I think the bigger question is, why would you want to do this? Like you noted, the solution guide says the default is 100 milliseconds (see below). Do you get your support from Cisco and/or a partner, as if you switch to something non-standard, or go to upgrade at some point, TAC/A2Q may flag it? ----- "There are several parameters associated with heartbeats. In general, leave these parameters set to their system default values. Some of these values are specified when a connection is established. Other parameters can be set in the Windows registry. The two values of most interest are:
The amount of time between heartbeats
The number of missed heartbeats (currently hard-coded to five) that indicate a failure
The default value for the private heartbeat interval between redundant components is 100 milliseconds. One side can detect the failure of the circuit or the other side after 500 ms. The default heartbeat interval between a central site and a peripheral gateway is 400 ms. In this case, it takes 2 seconds to reach the circuit failure threshold."
Are you using the same physical network for both private and public traffic? That is also a red flag for support. There are QoS settings that may help prioritize the high priority private traffic as well. One thing to try is a continuous ping to/from the private interfaces to get an idea of just how much variation there is in latency and packet loss. IMHO if your private network is not robust enough to consistently handle the defaults, you are better off running simplex than messing with the timers or counters - rarely does it improve matters and usually causes unpredictable performance.
We had similar case the system fails over from PG site A (Active node) to PG site B (Standby node) which isn't smooth and affecting on agents' finesse web interface and when it comes back to Site A again after it becomes reachable finesse flaps again. This flapping wasn't detected on our Network monitoring tools.
After a lot of discussions with our partner, we came with the conclusion that if we would increase the failover interval, we would have to get cisco professional services to redesign every component that relies on the CTI High available service and will pay professional services to any other system that will integrate with it to adjust its timeout to support that Custom PG high availability. and we could also face possible instability of these integrated systems' because of it.

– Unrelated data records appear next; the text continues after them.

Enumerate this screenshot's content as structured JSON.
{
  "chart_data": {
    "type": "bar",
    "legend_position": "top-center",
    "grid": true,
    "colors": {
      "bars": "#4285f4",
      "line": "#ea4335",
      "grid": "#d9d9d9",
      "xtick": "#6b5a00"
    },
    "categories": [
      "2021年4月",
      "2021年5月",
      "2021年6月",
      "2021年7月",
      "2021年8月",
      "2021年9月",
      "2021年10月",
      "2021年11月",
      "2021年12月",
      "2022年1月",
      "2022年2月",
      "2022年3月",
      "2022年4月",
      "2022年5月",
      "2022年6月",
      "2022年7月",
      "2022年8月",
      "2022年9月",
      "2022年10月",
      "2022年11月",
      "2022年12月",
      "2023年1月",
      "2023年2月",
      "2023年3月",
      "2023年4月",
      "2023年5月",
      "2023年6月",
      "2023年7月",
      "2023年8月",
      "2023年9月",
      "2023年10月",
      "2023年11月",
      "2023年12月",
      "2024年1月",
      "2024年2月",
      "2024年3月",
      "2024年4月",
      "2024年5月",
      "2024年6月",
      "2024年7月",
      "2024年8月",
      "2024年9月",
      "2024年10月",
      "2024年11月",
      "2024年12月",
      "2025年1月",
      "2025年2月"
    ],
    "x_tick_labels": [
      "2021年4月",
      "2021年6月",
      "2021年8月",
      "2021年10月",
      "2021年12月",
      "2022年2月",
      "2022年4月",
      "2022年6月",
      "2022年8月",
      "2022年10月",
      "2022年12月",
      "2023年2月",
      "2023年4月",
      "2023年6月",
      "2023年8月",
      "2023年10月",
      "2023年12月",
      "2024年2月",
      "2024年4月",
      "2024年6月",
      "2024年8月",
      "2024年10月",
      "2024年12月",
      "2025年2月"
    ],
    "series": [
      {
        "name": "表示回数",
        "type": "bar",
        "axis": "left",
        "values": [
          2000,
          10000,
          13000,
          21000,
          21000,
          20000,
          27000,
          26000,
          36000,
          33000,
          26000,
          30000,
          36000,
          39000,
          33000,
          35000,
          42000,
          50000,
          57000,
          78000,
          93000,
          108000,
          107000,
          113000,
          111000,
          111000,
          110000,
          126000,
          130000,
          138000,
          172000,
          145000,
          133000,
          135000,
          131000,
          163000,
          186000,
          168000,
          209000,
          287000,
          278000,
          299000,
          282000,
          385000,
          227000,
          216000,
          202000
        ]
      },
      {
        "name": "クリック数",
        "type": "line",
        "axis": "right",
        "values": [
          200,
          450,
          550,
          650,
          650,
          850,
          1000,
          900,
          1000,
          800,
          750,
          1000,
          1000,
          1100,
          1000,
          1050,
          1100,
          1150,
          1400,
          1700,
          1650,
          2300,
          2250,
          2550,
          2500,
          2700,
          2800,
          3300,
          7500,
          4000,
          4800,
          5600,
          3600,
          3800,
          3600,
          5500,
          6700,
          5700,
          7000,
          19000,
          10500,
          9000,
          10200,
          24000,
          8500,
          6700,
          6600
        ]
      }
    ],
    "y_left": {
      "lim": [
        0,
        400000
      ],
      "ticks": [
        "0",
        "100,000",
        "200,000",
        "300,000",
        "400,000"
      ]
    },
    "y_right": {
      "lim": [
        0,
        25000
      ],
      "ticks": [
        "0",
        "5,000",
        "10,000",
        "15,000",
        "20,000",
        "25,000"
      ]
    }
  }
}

You can find all about this topic, if you read chapter High Availability and Network Design in Solution Design Guide for Cisco Unified Contact Center Enterprise document.
However, After sometime issue was resolved on its own, when we tracked it back to see what might have solved it, we found that during one of unrelated CiscoTAC case, CiscoTAC Engineer did exit_opc command on PG that might have fixed it.
Caution: Use caution when you issue the exit_opc command. This command instructs the OPC process to exit on both sides of the PG, if duplexed. Node Manager forces the process to restart, which then forces a reload of the configuration for the Call Router. All internal peripheral and agent states are flushed. Then, OPC and Peripheral Interface Manager (PIM) relearn the PG and its configuration.